Friday, January 25, 2013

You're Ugly, Too

The central focus of Lorrie Moore's You're Ugly, Too is her controversial character, Zoe. Zoe fills her life with criticism, irony, and sarcastic comments. Although this makes her interesting and unpredictable, it does little in the way of making her a sympathetic character. It should be easy to feel sorry for Zoe, she is a single woman with few friends to speak of and a job she is less than thrilled with. She is not satisfied with life, which should invoke some emotion within the reader. However, I found it difficult to feel anything for Zoe except exasperation.

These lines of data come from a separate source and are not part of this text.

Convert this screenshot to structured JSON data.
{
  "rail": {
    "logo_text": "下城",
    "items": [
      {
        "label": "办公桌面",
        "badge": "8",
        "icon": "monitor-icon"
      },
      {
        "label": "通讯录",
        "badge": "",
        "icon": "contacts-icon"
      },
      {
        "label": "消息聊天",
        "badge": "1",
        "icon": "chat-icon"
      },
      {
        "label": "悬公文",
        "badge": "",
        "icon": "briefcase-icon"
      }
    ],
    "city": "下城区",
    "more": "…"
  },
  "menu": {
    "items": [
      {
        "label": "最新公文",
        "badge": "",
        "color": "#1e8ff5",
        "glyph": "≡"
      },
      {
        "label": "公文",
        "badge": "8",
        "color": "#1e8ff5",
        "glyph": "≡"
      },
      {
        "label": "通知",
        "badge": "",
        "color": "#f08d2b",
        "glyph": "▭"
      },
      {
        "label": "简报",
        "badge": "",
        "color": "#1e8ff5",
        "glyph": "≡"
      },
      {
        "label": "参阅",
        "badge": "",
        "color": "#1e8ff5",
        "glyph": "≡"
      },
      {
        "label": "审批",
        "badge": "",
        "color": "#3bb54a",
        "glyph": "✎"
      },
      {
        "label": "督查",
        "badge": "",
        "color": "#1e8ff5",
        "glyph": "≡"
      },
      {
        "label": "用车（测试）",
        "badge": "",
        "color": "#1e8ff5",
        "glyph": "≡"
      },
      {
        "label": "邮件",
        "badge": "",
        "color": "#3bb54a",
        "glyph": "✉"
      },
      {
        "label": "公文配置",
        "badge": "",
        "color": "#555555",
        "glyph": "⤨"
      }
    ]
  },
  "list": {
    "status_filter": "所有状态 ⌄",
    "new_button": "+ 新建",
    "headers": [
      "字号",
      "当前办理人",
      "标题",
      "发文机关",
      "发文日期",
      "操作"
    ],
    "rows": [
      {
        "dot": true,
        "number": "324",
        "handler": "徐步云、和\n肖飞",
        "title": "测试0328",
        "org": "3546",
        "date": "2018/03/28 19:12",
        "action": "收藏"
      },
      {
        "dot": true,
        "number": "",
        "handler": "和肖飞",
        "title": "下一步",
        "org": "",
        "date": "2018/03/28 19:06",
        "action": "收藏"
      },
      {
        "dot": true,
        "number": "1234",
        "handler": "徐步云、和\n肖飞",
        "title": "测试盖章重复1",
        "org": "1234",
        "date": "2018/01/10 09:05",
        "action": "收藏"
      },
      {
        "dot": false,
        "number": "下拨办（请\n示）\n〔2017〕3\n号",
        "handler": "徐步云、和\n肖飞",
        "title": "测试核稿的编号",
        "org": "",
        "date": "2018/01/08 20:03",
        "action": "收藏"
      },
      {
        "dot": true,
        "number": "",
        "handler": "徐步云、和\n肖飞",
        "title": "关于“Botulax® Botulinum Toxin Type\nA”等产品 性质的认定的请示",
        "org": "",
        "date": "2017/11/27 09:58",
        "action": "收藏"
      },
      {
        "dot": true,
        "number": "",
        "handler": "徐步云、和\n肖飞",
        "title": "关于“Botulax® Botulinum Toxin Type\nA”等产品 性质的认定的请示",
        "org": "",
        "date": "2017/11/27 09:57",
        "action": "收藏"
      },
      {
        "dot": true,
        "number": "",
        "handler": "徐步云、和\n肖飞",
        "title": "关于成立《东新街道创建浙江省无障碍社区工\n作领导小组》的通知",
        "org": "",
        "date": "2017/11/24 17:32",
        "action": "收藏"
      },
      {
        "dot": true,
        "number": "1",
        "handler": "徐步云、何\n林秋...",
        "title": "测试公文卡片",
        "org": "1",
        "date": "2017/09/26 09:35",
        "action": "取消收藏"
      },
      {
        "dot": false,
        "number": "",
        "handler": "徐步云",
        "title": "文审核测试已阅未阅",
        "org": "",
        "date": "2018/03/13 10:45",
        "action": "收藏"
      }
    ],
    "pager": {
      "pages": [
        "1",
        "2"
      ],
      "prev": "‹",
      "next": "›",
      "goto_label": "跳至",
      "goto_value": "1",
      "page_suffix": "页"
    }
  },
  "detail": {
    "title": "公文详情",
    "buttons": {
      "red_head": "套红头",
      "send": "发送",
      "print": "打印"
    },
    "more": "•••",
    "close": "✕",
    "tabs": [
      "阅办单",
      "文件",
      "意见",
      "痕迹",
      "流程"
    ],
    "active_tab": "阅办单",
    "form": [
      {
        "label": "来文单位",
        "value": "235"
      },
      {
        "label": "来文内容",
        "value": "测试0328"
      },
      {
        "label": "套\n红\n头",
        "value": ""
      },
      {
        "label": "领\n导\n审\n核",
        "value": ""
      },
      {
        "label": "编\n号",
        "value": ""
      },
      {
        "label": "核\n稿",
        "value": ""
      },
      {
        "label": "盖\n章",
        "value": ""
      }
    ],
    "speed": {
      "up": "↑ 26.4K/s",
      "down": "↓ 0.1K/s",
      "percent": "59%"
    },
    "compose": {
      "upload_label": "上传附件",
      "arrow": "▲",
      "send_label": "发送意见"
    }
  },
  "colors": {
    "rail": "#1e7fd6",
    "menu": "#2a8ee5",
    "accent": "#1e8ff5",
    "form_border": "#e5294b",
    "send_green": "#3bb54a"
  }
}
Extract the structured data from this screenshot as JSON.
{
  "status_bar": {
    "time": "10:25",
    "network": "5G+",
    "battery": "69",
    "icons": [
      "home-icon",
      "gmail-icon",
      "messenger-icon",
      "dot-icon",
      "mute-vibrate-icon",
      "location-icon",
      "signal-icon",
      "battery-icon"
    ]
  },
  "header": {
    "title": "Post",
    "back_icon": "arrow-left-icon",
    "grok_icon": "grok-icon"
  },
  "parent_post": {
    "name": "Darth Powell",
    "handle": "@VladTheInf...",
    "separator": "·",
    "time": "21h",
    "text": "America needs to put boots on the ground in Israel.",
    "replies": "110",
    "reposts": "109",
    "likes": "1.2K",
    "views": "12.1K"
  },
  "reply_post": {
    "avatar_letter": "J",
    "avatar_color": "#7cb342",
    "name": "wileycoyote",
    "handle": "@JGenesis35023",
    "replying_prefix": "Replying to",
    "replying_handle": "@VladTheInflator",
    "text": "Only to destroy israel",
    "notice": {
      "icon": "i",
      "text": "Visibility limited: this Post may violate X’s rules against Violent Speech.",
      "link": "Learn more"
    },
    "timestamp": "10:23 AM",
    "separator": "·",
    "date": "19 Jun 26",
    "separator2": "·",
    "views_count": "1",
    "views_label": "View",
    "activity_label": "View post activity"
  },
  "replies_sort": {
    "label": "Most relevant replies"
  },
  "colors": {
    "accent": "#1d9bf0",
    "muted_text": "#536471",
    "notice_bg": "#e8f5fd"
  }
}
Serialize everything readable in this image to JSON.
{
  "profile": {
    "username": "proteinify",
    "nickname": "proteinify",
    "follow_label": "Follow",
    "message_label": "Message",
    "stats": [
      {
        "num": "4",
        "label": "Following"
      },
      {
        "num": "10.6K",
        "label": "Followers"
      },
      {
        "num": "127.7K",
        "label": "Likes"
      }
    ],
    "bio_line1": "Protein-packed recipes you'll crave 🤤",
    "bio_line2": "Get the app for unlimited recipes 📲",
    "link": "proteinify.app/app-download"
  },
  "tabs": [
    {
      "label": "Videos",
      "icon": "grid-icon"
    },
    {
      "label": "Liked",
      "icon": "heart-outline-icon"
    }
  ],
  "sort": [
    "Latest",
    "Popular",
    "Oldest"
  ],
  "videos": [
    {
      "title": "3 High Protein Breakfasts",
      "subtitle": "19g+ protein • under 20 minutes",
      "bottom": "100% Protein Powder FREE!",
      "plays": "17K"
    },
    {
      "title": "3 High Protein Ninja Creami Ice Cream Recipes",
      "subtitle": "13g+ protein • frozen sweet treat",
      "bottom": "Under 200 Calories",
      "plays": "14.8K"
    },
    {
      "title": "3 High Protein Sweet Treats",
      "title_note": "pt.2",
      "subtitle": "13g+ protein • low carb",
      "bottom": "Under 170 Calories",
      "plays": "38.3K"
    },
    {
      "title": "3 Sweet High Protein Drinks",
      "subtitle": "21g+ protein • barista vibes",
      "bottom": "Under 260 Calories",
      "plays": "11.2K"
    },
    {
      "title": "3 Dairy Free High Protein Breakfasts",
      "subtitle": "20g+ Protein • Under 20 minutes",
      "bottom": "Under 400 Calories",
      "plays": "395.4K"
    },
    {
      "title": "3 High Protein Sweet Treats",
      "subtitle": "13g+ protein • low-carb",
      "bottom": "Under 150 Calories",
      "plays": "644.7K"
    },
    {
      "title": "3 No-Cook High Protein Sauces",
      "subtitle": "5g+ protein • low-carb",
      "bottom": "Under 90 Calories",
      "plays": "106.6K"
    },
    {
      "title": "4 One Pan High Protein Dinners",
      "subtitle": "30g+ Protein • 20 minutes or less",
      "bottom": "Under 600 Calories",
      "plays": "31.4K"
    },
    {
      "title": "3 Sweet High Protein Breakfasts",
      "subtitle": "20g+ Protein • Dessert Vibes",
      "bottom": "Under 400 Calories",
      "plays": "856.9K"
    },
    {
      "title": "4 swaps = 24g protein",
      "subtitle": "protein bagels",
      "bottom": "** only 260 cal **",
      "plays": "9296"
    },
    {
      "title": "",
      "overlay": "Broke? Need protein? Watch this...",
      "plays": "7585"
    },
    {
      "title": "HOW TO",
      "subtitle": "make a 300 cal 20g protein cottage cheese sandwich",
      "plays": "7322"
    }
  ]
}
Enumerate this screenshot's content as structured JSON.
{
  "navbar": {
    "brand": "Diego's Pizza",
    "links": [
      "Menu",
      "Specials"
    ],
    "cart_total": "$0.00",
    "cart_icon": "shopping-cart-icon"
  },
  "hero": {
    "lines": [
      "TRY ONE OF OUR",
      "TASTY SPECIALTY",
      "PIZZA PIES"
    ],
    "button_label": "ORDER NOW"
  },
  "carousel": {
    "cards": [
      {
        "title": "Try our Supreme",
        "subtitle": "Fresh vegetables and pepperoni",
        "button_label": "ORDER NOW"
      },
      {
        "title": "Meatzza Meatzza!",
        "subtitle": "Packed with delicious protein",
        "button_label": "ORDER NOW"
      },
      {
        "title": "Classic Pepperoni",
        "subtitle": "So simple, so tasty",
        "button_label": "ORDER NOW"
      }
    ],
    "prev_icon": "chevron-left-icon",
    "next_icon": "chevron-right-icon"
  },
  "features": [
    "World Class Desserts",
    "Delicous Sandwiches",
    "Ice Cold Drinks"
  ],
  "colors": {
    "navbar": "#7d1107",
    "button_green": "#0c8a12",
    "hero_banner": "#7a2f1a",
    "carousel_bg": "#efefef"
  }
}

She hides behind a mask of wit and sarcasm, pretending that everyone she meets is just too unobservant and ordinary to garner her interest. In reality, her immaturity leads her to ruin most relationships in her life. Her relationship with her younger sister has reversed, her sister now taking care of her because, while Evan is moving on with life, maturing in her relationship and personality, Zoe remains forever her sarcastic and free-spirited self. Her social awkwardness and inappropriateness is brought to a climax when she pretend to push Earl off the roof. She did not even seem to realize how inappropriate that was as "she smiled at him, and wondered how she looked" (370). It makes the reader wonder if all the men in her life really were lacking in the ways she described, or if she is simply too immature to make a real relationship work.